The formation of polar granules fully depends upon vls activity(Schüpbach and Wieshaus,1986), but only partially upon tud function as polar granules in reduced number and altered morphology are observed in amorphic tud pre-blastoderm embryos(Thomson and Lasko, 2004). This raises the question of what the targets of vls function are in addition to tud and osk. Further experiments will reveal the components required for vls-dependent formation of polar granules.

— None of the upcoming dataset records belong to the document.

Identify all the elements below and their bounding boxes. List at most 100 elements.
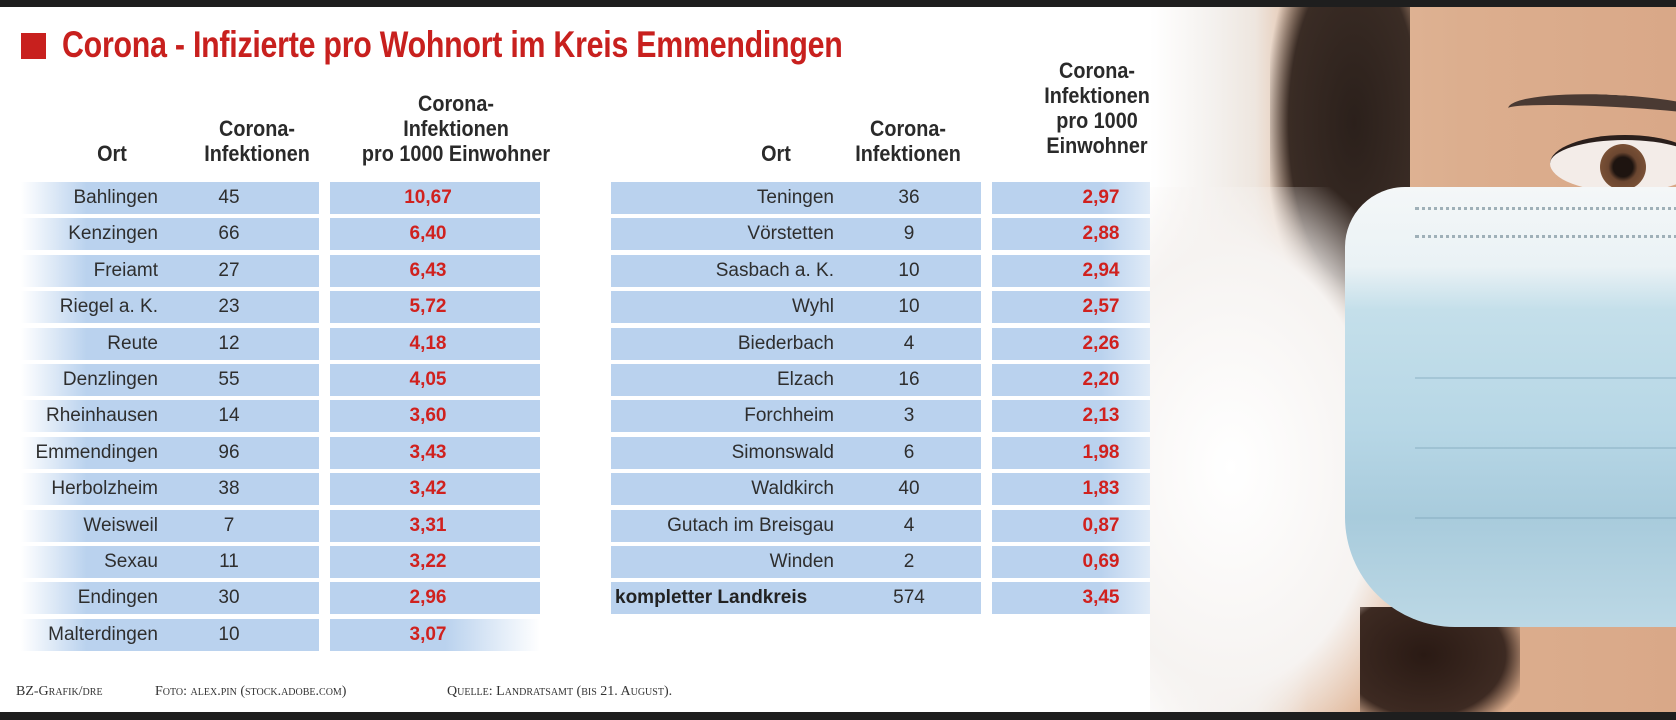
- infection-count: 12: [218, 333, 240, 354]
- town-name: Teningen: [756, 187, 834, 208]
- eyebrow: [1507, 89, 1676, 139]
- row-bar: [21, 619, 319, 651]
- infection-count: 9: [903, 223, 915, 244]
- town-name: Gutach im Breisgau: [667, 515, 834, 536]
- right-header-pro-1000: Corona- Infektionen pro 1000 Einwohner: [1021, 58, 1174, 158]
- row-bar: [330, 619, 540, 651]
- row-bar: [21, 255, 319, 287]
- town-name: Kenzingen: [68, 223, 158, 244]
- row-bar: [611, 218, 981, 250]
- row-bar: [330, 328, 540, 360]
- row-bar: [611, 255, 981, 287]
- left-header-ort: Ort: [97, 141, 127, 166]
- header-line: pro 1000: [1056, 108, 1138, 133]
- infection-count: 10: [898, 260, 920, 281]
- row-bar: [21, 182, 319, 214]
- row-bar: [611, 473, 981, 505]
- infection-count: 7: [223, 515, 235, 536]
- row-bar: [21, 473, 319, 505]
- face-mask: [1345, 187, 1676, 627]
- row-bar: [611, 291, 981, 323]
- rate-per-1000: 2,26: [1082, 333, 1120, 354]
- header-line: Infektionen: [855, 141, 961, 166]
- row-bar: [611, 437, 981, 469]
- mask-pleat: [1415, 517, 1676, 519]
- header-line: Infektionen: [1044, 83, 1150, 108]
- row-bar: [611, 582, 981, 614]
- infection-count: 45: [218, 187, 240, 208]
- mask-stitching: [1415, 235, 1676, 238]
- infection-count: 11: [219, 551, 239, 572]
- row-bar: [611, 182, 981, 214]
- rate-per-1000: 3,31: [409, 515, 447, 536]
- infection-count: 66: [218, 223, 240, 244]
- row-bar: [21, 328, 319, 360]
- town-name: Emmendingen: [35, 442, 158, 463]
- infection-count: 10: [898, 296, 920, 317]
- row-bar: [21, 437, 319, 469]
- town-name: Malterdingen: [48, 624, 158, 645]
- town-name: Herbolzheim: [51, 478, 158, 499]
- row-bar: [330, 255, 540, 287]
- footer-source: Quelle: Landratsamt (bis 21. August).: [447, 684, 673, 699]
- infection-count: 14: [218, 405, 240, 426]
- photo-masked-woman: [1150, 7, 1676, 712]
- town-name: Sasbach a. K.: [715, 260, 834, 281]
- infection-count: 4: [903, 515, 915, 536]
- mask-stitching: [1415, 207, 1676, 210]
- header-line: pro 1000 Einwohner: [361, 141, 551, 166]
- rate-per-1000: 3,07: [409, 624, 447, 645]
- infection-count: 55: [218, 369, 240, 390]
- header-line: Corona-: [1059, 58, 1135, 83]
- infection-count: 40: [898, 478, 920, 499]
- infection-count: 10: [218, 624, 240, 645]
- row-bar: [611, 400, 981, 432]
- rate-per-1000: 3,43: [409, 442, 447, 463]
- town-name: Rheinhausen: [46, 405, 158, 426]
- rate-per-1000: 0,69: [1082, 551, 1120, 572]
- rate-per-1000: 4,05: [409, 369, 447, 390]
- rate-per-1000: 0,87: [1082, 515, 1120, 536]
- infection-count: 36: [898, 187, 920, 208]
- rate-per-1000: 2,13: [1082, 405, 1120, 426]
- town-name: Winden: [769, 551, 834, 572]
- rate-per-1000: 2,20: [1082, 369, 1120, 390]
- header-line: Corona-: [418, 91, 494, 116]
- header-line: Infektionen: [403, 116, 509, 141]
- row-bar: [330, 473, 540, 505]
- left-header-pro-1000: Corona- Infektionen pro 1000 Einwohner: [334, 91, 579, 166]
- rate-per-1000: 3,60: [409, 405, 447, 426]
- row-bar: [611, 364, 981, 396]
- town-name: Simonswald: [731, 442, 834, 463]
- rate-per-1000: 2,97: [1082, 187, 1120, 208]
- row-bar: [330, 291, 540, 323]
- row-bar: [330, 582, 540, 614]
- row-bar: [611, 510, 981, 542]
- row-bar: [330, 218, 540, 250]
- infection-count: 30: [218, 587, 240, 608]
- rate-per-1000: 1,98: [1082, 442, 1120, 463]
- row-bar: [21, 364, 319, 396]
- header-line: Corona-: [870, 116, 946, 141]
- row-bar: [611, 546, 981, 578]
- row-bar: [330, 400, 540, 432]
- row-bar: [21, 291, 319, 323]
- rate-per-1000: 3,42: [409, 478, 447, 499]
- right-header-ort: Ort: [761, 141, 791, 166]
- row-bar: [21, 218, 319, 250]
- row-bar: [21, 546, 319, 578]
- rate-per-1000: 2,94: [1082, 260, 1120, 281]
- row-bar: [611, 328, 981, 360]
- top-border: [0, 0, 1676, 7]
- page-title: Corona - Infizierte pro Wohnort im Kreis…: [62, 24, 843, 65]
- right-header-infektionen: Corona- Infektionen: [832, 116, 985, 166]
- row-bar: [330, 437, 540, 469]
- footer-photo-credit: Foto: alex.pin (stock.adobe.com): [155, 684, 347, 699]
- infection-count: 16: [898, 369, 920, 390]
- rate-per-1000: 10,67: [404, 187, 452, 208]
- row-bar: [330, 510, 540, 542]
- title-marker-icon: [21, 33, 46, 59]
- row-bar: [330, 546, 540, 578]
- infection-count: 3: [903, 405, 915, 426]
- town-name: Denzlingen: [62, 369, 158, 390]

As this work was being completed, another group reported the cloning of vls by positional mapping (Cavey et al., 2005). Although Cavey and colleagues identified only two WD repeats in Vls, they clearly recognized that its nearest homologue is MEP50. As the human methylosome is formed by MEP50 and PMRT5 homologous to Drosophila Vls and Csul, respectively, our finding that Vls can specifically bind to Csul indicates that it is the orthologue of MEP50 and not a `divergent WD protein'. In contrast to Cavey and colleagues, we found a restricted and dynamic Vls distribution during oogenesis, first in the nuage and then at the posterior pole of the growing oocyte. Finally, we observed that Vls is preferentially incorporated in the forming pole cells. These findings show that vls may crucially act in the nuage, germ plasm and pole cells, and are consistent with the vls mutant phenotype. Similar to Cavey and colleagues, we detected a lower amount of Osk at the posterior pole of growing vls oocytes, but, in a discrepancy that we cannot explain, we found that Osk levels were already lower in stage 9 egg chambers,whereas Cavey et al. only observed a decrement of Osk later during oogenesis in stage 11 egg chambers.

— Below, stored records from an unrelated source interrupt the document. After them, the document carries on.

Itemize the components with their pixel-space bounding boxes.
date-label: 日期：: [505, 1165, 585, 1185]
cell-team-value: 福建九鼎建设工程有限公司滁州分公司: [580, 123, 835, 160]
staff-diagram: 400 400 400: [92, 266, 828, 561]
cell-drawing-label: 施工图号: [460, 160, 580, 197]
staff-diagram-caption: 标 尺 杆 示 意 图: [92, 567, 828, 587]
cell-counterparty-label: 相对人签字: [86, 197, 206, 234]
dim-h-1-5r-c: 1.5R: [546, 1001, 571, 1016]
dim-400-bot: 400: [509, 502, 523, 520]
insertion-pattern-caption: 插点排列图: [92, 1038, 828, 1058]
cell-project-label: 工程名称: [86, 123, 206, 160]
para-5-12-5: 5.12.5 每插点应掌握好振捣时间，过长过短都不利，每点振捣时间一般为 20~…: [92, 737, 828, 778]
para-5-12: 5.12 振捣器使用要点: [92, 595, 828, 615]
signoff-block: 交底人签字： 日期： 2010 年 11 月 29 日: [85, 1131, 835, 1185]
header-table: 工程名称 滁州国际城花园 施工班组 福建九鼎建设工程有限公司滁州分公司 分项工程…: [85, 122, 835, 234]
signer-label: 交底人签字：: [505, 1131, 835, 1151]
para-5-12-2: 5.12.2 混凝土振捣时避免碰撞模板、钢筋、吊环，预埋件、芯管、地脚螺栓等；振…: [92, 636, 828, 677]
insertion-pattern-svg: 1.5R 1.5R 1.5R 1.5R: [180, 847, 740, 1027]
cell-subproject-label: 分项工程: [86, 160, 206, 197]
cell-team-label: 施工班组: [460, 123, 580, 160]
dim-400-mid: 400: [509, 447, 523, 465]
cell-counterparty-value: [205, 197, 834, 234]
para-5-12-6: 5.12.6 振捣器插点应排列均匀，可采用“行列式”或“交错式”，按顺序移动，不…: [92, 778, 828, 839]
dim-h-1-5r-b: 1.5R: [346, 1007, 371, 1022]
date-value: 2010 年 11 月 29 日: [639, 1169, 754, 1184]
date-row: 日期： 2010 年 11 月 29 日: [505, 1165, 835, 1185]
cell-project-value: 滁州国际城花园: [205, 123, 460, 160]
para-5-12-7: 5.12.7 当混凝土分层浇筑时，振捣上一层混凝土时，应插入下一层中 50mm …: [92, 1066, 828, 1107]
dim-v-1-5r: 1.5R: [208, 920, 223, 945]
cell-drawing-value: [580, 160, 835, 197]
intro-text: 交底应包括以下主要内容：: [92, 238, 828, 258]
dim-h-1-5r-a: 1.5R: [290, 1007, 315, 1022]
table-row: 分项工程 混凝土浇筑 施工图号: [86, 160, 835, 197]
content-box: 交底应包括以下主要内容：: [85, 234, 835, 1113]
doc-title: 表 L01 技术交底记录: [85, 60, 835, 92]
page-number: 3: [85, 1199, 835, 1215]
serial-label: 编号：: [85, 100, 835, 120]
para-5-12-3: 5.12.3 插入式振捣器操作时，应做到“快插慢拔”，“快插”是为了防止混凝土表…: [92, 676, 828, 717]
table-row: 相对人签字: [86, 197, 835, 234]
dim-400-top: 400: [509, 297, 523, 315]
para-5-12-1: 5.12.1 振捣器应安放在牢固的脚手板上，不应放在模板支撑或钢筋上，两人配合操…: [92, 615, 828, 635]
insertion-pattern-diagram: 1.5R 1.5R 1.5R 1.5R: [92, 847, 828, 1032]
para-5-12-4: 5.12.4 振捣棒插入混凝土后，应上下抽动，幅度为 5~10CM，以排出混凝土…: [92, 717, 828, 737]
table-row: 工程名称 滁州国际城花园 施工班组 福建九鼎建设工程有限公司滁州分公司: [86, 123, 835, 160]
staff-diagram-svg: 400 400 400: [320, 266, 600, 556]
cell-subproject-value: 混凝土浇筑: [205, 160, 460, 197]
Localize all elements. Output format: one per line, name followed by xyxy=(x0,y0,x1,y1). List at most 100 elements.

In conclusion, we demonstrate that Vls can interact physically with at least two proteins, Csul and Tud, which are specifically involved in germ-line determination. Vls, in association with Csul, constitutes the first example of a partner of a dimethylarginine protein methyltransferase whose function has been characterized in vivo. These findings reinforce their cardinal function in a pathway first elucidated through genetic investigations. Our work sets the basis for further investigations on the role of Vls, its dependence upon Csul and its involvement in specific localization of cytoplasmic proteins during the formation of a functional pole plasm.

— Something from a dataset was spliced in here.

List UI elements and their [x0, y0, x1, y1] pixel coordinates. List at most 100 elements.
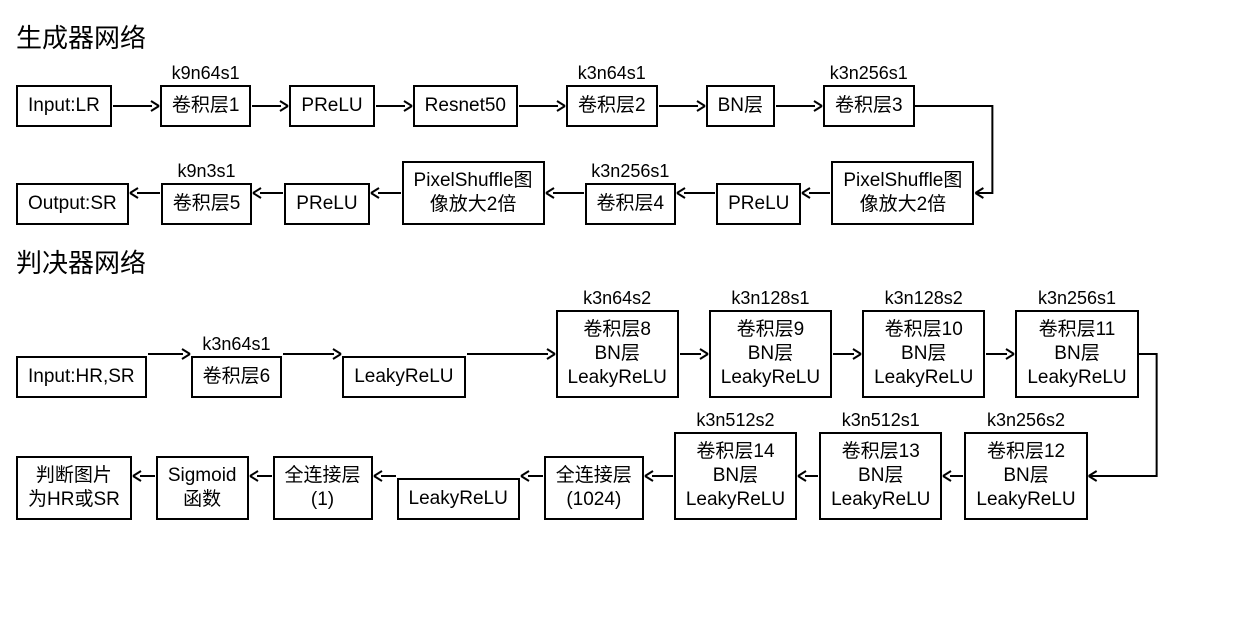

We are grateful to R. Boswell, A. Ephrussi, S. Findley, S. Kobayashi, P. Lasko, R. Lehmann and A. Nakimura, for providing reagents. We are particularly thankful to Anne Ephrussi for her numerous inputs given to this work. We also thank the members of the DKFZ group, present and past, especially Gunter Merdes for his advice, and Joachim Marhold, Rolf Schmitt, the students of the Fachhochschule für Technik und Gestaltung (Mannheim), Tanja Hönig,Sylvia Lux and Jens Hohmann for their help.